Pausing, waiting, and averting my gaze.
Evading, obscuring, trying to translate.

I play a game of my own making,
A cross between disguising and near-faking.
I write and edit even as I speak,
Try to connect without showing too much of me.

But then you’re looking at me with that shine in your eyes,
That smile that’s for only me,
And I think I’m going to shout it all out,
But I could never allow such a thing.

So I choke it down and then I pour it out, onto another page–
A trade for your freedom, keeping myself inside a cage.

And you’re calling me a poet, but I’m just a careful woman,
Fighting to keep my secrets, dying to give you every last one of them.

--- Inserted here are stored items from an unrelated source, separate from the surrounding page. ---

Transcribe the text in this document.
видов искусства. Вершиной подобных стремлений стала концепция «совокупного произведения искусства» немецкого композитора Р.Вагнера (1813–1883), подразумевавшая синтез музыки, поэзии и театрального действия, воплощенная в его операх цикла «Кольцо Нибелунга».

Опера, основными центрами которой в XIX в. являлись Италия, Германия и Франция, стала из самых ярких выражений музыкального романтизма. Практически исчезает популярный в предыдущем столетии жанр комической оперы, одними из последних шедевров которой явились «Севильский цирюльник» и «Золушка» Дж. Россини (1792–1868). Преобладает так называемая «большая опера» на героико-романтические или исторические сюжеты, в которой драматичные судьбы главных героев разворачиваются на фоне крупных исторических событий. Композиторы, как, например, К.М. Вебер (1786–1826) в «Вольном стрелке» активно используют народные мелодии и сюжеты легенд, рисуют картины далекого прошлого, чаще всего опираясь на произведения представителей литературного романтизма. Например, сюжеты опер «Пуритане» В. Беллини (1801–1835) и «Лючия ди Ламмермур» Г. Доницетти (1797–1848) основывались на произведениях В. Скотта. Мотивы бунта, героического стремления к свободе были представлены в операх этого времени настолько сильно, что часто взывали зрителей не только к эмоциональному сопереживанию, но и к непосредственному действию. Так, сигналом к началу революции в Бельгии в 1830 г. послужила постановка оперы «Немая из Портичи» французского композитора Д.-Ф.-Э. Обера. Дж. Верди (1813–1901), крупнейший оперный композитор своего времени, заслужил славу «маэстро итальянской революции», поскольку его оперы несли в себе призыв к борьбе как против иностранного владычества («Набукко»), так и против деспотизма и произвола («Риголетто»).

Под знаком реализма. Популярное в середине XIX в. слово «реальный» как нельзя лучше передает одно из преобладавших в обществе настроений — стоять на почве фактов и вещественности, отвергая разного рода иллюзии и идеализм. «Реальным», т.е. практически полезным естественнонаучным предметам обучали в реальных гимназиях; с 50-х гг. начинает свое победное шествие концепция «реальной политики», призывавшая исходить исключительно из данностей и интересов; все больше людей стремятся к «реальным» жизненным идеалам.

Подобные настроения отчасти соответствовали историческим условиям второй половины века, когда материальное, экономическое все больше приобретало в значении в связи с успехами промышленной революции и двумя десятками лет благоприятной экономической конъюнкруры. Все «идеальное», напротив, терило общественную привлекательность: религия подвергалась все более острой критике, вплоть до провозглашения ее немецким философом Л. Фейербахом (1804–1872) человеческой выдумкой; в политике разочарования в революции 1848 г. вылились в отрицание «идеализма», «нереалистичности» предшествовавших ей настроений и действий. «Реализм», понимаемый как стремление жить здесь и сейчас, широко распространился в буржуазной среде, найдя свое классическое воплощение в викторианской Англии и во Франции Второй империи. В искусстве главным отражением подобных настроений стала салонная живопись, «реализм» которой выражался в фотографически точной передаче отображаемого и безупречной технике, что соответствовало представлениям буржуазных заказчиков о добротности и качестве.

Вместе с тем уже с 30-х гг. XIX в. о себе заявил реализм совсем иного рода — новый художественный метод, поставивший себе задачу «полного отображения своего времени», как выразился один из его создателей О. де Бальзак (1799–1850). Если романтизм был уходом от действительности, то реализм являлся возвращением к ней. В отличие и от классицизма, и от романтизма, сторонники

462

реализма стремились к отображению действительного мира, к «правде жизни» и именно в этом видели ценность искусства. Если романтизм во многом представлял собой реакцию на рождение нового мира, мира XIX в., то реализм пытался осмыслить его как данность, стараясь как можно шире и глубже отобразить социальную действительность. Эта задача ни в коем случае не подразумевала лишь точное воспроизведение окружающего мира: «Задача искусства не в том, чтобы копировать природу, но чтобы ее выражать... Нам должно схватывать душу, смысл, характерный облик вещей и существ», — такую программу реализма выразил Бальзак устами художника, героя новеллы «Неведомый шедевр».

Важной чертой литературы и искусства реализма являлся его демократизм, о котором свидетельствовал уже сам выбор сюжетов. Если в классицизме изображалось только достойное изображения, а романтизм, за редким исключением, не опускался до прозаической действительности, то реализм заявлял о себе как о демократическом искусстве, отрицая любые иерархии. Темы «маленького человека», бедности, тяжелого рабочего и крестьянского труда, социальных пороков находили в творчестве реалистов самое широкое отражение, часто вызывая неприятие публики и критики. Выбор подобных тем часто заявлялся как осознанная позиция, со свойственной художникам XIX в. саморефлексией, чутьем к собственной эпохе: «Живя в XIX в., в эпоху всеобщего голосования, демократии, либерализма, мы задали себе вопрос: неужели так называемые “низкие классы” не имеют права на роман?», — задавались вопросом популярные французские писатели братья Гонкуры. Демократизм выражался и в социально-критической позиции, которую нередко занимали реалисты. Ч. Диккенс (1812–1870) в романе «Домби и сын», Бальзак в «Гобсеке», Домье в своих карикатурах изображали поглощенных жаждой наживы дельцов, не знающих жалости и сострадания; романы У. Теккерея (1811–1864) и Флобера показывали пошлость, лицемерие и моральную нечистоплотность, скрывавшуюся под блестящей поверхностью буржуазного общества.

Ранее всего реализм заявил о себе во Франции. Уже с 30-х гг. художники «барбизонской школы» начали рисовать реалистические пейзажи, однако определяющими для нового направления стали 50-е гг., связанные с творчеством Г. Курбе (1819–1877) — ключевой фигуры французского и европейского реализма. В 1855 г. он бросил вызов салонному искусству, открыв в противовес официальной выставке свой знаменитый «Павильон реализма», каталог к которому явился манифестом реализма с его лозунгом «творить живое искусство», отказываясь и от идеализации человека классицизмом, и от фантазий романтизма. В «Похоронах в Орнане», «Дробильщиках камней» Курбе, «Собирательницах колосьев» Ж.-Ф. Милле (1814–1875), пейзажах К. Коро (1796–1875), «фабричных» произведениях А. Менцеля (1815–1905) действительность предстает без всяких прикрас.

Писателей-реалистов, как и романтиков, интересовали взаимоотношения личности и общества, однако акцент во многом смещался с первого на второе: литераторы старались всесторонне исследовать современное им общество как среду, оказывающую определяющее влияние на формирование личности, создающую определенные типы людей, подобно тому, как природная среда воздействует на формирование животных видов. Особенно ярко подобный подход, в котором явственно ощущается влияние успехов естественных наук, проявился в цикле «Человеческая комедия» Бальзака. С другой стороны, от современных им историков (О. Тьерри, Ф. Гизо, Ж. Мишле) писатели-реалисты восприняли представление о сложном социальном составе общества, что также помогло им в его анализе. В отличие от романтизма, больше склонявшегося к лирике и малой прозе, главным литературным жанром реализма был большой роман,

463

I want to ask you, “do you think our footprints are still out there like the moon?”
But I won’t, so I just write.
I want to ask you, “can I confess the only lie I ever told you?”
But I can’t, so I just write.

I write page after page and they spill into book after book.
I let them bury me alive to try to keep you off the hook.
I do it all to reign in the monster I’ve let out.
I bear it all alone to give you the chance to finally get out.

It becomes easy to hold my breath, to always speak with such care.
It becomes easy to let you go, just so I could maybe keep you here.

I know I’ll live and die as a careful woman,
Loving you somewhere safe you won’t know of it.